Estrasse una banconota da cinque dalla clip e la porse al ragazzino, poi raccolse il braccialetto e si alzò, davanti agli occhi spalancati dell’altro – nemmeno fosse stata una cifra esorbitante.
Lo salutò con un cenno, si girò ed iniziò a camminare verso la strada che s’intravedeva appena dietro alla basilica, quella che portava a Montmartre. Quel poveraccio con l’esperanto non poteva di certo mangiare.
«Thank you! Grazie, grazie
L’aria di Parigi lo stava facendo diventare davvero sentimentale –ed era atterrato solo da un paio d’ore. Come sarebbe diventato a viverci, un cioccolatino da elemosina compulsiva?

*

“Dio benedica McDonald’s.”
Addentò il suo hamburger e ringraziò ancora una volta il cielo. Anche se l’inglese della ragazza al bancone era orribile, almeno lei ci aveva provato.

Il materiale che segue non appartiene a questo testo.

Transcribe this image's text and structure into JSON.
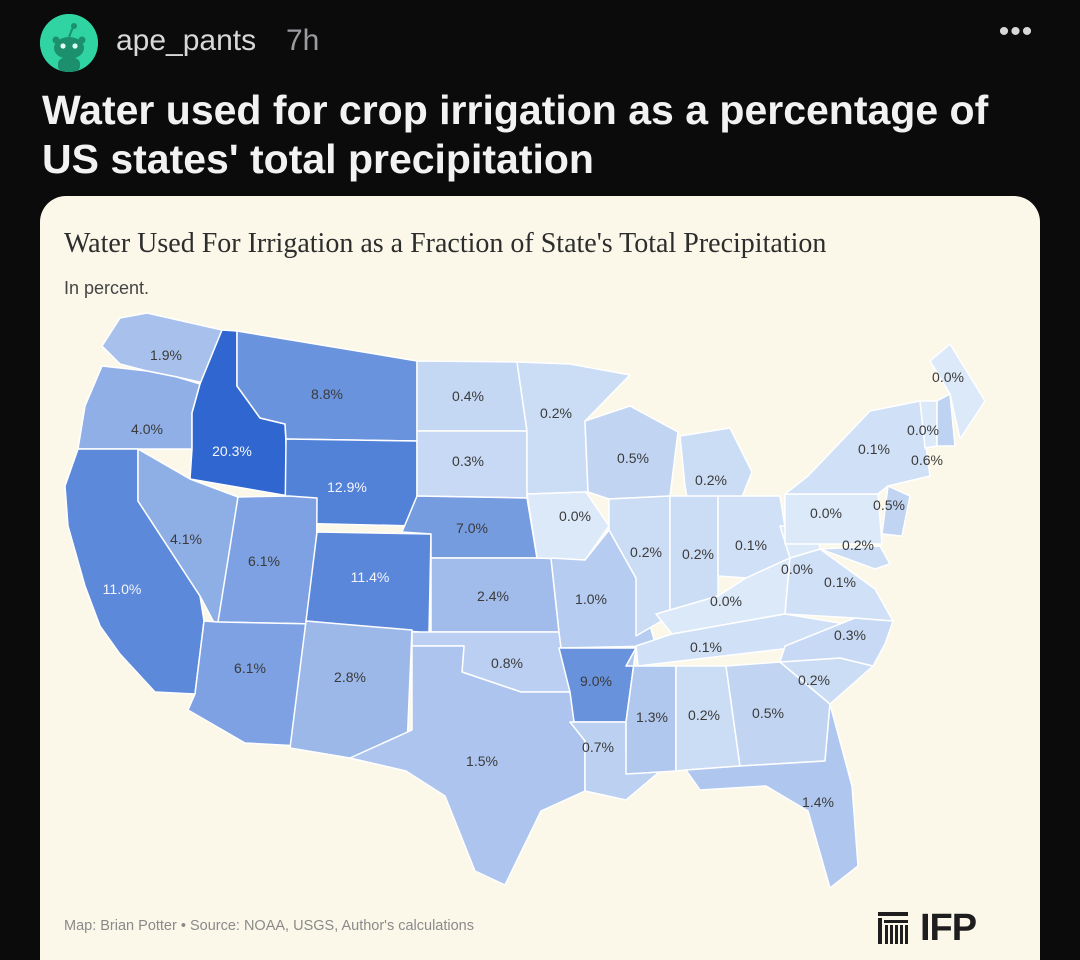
{
  "post": {
    "username": "ape_pants",
    "time": "7h",
    "more_label": "•••",
    "title": "Water used for crop irrigation as a percentage of US states' total precipitation"
  },
  "colors": {
    "background": "#0b0b0c",
    "card": "#fbf8ea",
    "avatar": "#2fd4a2",
    "scale_low": "#dce9f9",
    "scale_high": "#2f66cf"
  },
  "chart_data": {
    "type": "choropleth",
    "title": "Water Used For Irrigation as a Fraction of State's Total Precipitation",
    "subtitle": "In percent.",
    "unit": "%",
    "states": [
      {
        "state": "WA",
        "value": "1.9%"
      },
      {
        "state": "OR",
        "value": "4.0%"
      },
      {
        "state": "ID",
        "value": "20.3%"
      },
      {
        "state": "MT",
        "value": "8.8%"
      },
      {
        "state": "WY",
        "value": "12.9%"
      },
      {
        "state": "CA",
        "value": "11.0%"
      },
      {
        "state": "NV",
        "value": "4.1%"
      },
      {
        "state": "UT",
        "value": "6.1%"
      },
      {
        "state": "AZ",
        "value": "6.1%"
      },
      {
        "state": "CO",
        "value": "11.4%"
      },
      {
        "state": "NM",
        "value": "2.8%"
      },
      {
        "state": "ND",
        "value": "0.4%"
      },
      {
        "state": "SD",
        "value": "0.3%"
      },
      {
        "state": "NE",
        "value": "7.0%"
      },
      {
        "state": "KS",
        "value": "2.4%"
      },
      {
        "state": "OK",
        "value": "0.8%"
      },
      {
        "state": "TX",
        "value": "1.5%"
      },
      {
        "state": "MN",
        "value": "0.2%"
      },
      {
        "state": "IA",
        "value": "0.0%"
      },
      {
        "state": "MO",
        "value": "1.0%"
      },
      {
        "state": "AR",
        "value": "9.0%"
      },
      {
        "state": "LA",
        "value": "0.7%"
      },
      {
        "state": "WI",
        "value": "0.5%"
      },
      {
        "state": "MI",
        "value": "0.2%"
      },
      {
        "state": "IL",
        "value": "0.2%"
      },
      {
        "state": "IN",
        "value": "0.2%"
      },
      {
        "state": "OH",
        "value": "0.1%"
      },
      {
        "state": "KY",
        "value": "0.0%"
      },
      {
        "state": "TN",
        "value": "0.1%"
      },
      {
        "state": "MS",
        "value": "1.3%"
      },
      {
        "state": "AL",
        "value": "0.2%"
      },
      {
        "state": "GA",
        "value": "0.5%"
      },
      {
        "state": "FL",
        "value": "1.4%"
      },
      {
        "state": "SC",
        "value": "0.2%"
      },
      {
        "state": "NC",
        "value": "0.3%"
      },
      {
        "state": "VA",
        "value": "0.1%"
      },
      {
        "state": "WV",
        "value": "0.0%"
      },
      {
        "state": "PA",
        "value": "0.0%"
      },
      {
        "state": "NY",
        "value": "0.1%"
      },
      {
        "state": "NJ",
        "value": "0.5%"
      },
      {
        "state": "MD",
        "value": "0.2%"
      },
      {
        "state": "VT",
        "value": "0.0%"
      },
      {
        "state": "NH",
        "value": "0.6%"
      },
      {
        "state": "ME",
        "value": "0.0%"
      }
    ],
    "credits": "Map: Brian Potter • Source: NOAA, USGS, Author's calculations",
    "logo": "IFP"
  }
}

Si era accaparrato l’unico tavolino al secondo piano del Mc di Pigalle, dato che aveva dato un’occhiata ai prezzi dei singoli piatti in giro e non aveva voglia di pagare venti euro per mangiare merda. Non che un hamburger fosse meglio, ma almeno il gusto era buono.

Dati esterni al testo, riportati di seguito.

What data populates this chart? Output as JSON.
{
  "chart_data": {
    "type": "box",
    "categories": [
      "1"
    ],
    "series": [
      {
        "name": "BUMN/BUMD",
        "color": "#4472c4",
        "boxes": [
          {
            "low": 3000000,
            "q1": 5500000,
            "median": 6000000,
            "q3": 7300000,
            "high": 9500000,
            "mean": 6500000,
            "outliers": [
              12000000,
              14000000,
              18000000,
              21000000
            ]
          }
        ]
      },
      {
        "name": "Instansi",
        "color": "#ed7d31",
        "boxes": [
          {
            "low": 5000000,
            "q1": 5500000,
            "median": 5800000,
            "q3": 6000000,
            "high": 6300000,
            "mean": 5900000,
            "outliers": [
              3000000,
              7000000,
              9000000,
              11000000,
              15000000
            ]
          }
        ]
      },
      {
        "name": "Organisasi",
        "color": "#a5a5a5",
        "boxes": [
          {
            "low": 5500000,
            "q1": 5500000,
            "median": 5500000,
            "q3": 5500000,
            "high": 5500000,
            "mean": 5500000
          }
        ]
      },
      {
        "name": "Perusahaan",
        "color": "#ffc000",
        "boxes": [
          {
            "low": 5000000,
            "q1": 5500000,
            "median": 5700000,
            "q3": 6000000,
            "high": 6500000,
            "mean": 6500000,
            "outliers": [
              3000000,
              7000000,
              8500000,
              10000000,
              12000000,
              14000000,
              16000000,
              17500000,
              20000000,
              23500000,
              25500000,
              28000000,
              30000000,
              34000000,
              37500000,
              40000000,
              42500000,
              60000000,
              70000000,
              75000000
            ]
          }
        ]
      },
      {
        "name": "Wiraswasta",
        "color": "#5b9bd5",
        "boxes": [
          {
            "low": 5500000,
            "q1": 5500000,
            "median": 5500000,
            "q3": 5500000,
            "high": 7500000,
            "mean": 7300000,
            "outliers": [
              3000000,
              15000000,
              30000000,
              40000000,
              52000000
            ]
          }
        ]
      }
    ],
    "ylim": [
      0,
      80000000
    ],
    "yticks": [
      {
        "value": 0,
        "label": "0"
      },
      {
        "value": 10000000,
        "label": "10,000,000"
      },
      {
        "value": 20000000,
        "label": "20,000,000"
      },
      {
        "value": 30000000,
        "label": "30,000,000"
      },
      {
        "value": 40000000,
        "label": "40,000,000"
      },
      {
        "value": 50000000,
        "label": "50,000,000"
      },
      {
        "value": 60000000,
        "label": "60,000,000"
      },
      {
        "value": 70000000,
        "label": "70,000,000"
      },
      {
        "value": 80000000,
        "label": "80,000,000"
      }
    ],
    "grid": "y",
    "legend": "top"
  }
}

Anche se aveva girato un po’ la città, preferiva rimanere vicino all’hotel, dato che le metro non facevano decisamente per lui.

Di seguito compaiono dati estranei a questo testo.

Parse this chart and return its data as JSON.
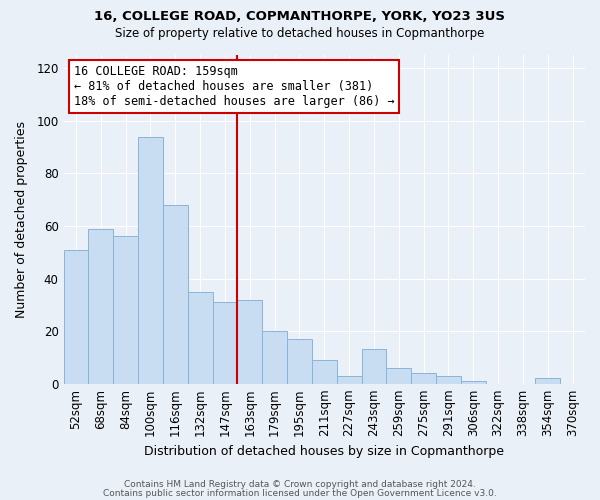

Si sporse per prendere la maionese e “Cazzo che male!” strinse i denti – sembrava che un ago gli fosse penetrato nella gamba, troppo in su per i suoi gusti. Che stava succedendo?
Rinunciò alla maionese e appoggiò la schiena alla sedia, tastandosi i pantaloni. C’era qualcosa di curvo e rigido che faceva tendere il tessuto – il braccialetto che aveva comprato poche ore prima, se ne era completamente dimenticato.
Lo tirò fuori dalla tasca dei pantaloni e lo osservò. Era un’autentica trappola e alle estremità il filo era reciso di netto, appuntito come un’arma.
Alzò di nuovo gli occhi al cielo, appoggiando il braccialetto sul vassoio di plastica rossa. Gli sarebbe stato pure stretto.
Chissà se quel ragazzino aveva mangiato, alla fine.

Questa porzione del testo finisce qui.